Lincoln was elected in 1860, Kennedy in 1960. Both were deeply involved in the civil rights struggle. The names of each contain seven letters. The wife of each President lost a son when she was First Lady. Both Presidents were shot on a Friday. Both were shot in the head, from behind, and in the presence of their wives. Both presidential assassins were shot to death before they could be brought to trial. The names John Wilkes Booth and Lee Harvey Oswald each contain 15 letters. Lincoln and Kennedy were succeeded by Southerners named Johnson. Tennessee's Andrew Johnson, who followed Lincoln, was born in 1808; Texan Lyndon Johnson was born in 1908.
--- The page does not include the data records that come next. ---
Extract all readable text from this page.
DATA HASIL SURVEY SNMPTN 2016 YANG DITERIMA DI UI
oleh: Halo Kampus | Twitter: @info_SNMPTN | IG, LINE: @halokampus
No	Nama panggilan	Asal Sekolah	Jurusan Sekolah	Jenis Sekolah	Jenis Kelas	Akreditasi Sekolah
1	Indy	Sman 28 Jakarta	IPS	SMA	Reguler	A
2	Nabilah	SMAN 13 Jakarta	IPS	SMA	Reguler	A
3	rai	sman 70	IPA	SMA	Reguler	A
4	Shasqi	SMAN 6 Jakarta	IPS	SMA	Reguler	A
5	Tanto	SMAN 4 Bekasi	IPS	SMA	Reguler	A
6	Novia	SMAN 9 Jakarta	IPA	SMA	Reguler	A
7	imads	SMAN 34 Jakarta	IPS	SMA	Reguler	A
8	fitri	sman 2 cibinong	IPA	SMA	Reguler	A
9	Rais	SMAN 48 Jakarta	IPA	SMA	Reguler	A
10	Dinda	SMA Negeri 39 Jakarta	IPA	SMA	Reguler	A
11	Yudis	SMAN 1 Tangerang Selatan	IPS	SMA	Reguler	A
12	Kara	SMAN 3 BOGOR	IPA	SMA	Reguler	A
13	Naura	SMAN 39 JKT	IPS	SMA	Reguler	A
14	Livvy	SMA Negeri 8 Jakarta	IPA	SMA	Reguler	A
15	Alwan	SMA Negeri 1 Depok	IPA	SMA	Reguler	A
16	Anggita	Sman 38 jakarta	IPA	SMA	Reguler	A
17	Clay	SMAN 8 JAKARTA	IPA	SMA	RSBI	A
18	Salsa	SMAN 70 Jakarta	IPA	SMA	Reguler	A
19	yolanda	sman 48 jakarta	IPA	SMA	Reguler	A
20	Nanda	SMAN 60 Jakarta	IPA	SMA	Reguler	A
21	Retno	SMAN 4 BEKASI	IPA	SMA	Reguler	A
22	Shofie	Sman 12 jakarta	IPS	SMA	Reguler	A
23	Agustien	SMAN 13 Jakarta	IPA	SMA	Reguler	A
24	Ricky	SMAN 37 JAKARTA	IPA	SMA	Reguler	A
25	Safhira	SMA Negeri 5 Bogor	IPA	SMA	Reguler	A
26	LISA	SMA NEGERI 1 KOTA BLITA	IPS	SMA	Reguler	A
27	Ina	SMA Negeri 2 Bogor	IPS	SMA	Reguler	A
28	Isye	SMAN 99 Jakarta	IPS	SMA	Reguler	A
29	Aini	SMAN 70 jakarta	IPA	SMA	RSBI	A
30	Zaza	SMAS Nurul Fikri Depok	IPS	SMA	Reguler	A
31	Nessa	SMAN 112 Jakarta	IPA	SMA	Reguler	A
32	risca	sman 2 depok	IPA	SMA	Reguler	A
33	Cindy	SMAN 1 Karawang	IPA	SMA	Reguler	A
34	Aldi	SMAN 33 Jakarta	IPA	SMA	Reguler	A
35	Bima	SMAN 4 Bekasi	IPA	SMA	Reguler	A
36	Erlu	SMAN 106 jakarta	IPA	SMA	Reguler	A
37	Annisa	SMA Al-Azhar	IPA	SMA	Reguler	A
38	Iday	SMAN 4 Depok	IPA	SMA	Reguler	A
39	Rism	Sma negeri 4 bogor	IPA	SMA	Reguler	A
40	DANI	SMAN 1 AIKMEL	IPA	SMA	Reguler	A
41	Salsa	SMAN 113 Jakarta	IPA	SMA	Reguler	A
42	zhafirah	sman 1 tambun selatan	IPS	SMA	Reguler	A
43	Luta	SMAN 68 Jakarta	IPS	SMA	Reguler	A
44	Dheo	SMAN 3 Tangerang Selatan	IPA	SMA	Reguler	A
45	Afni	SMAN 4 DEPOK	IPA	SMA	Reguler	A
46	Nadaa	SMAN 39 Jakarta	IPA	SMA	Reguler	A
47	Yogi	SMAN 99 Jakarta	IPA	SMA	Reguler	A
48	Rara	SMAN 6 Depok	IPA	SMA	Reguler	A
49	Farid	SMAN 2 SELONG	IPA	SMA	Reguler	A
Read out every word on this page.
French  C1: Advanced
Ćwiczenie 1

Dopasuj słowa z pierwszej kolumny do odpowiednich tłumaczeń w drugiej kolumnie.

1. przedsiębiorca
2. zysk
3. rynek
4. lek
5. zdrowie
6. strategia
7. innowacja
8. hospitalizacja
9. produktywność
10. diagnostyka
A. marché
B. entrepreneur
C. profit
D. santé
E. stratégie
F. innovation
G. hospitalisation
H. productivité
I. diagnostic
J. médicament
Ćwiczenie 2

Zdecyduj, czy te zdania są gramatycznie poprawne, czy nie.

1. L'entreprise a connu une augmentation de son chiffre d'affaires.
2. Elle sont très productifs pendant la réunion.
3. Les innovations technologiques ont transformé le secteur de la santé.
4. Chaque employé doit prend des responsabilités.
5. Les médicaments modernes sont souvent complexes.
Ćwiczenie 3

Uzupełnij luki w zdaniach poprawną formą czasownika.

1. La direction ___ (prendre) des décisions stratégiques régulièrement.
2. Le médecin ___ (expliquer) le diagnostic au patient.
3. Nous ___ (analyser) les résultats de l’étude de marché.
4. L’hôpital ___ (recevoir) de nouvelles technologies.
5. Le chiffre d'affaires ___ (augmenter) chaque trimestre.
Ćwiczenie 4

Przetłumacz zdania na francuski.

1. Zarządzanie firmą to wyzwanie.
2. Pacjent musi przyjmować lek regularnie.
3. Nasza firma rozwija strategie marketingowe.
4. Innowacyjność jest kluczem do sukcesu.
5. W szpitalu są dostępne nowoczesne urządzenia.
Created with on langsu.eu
As these coincidences have been circulated, the facts have been embellished more than a little to fit. Many of the lists have it that Booth was born in 1839 and Oswald in 1939. Booth, in fact, was born in 1838. Some accounts point out that Lee Oswald shot Kennedy from a warehouse and ran to a theater, while Booth shot Lincoln in a theater and ran to a warehouse. But Booth's refuge, where he was killed twelve days after shooting Lincoln, was in fact a tobacco-curing barn. Beyond this the twists have gotten ridiculous. It has been noted that Kennedy was shot while riding in a Lincoln made by Ford. Lincoln of course was shot in Ford's Theater. In the end there is one fillip that has caused some political eyebrows to swivel: Andrew Johnson, after he filled out the remainder of Lincoln's second term, was followed in the White House by a Republican whose last name began with G.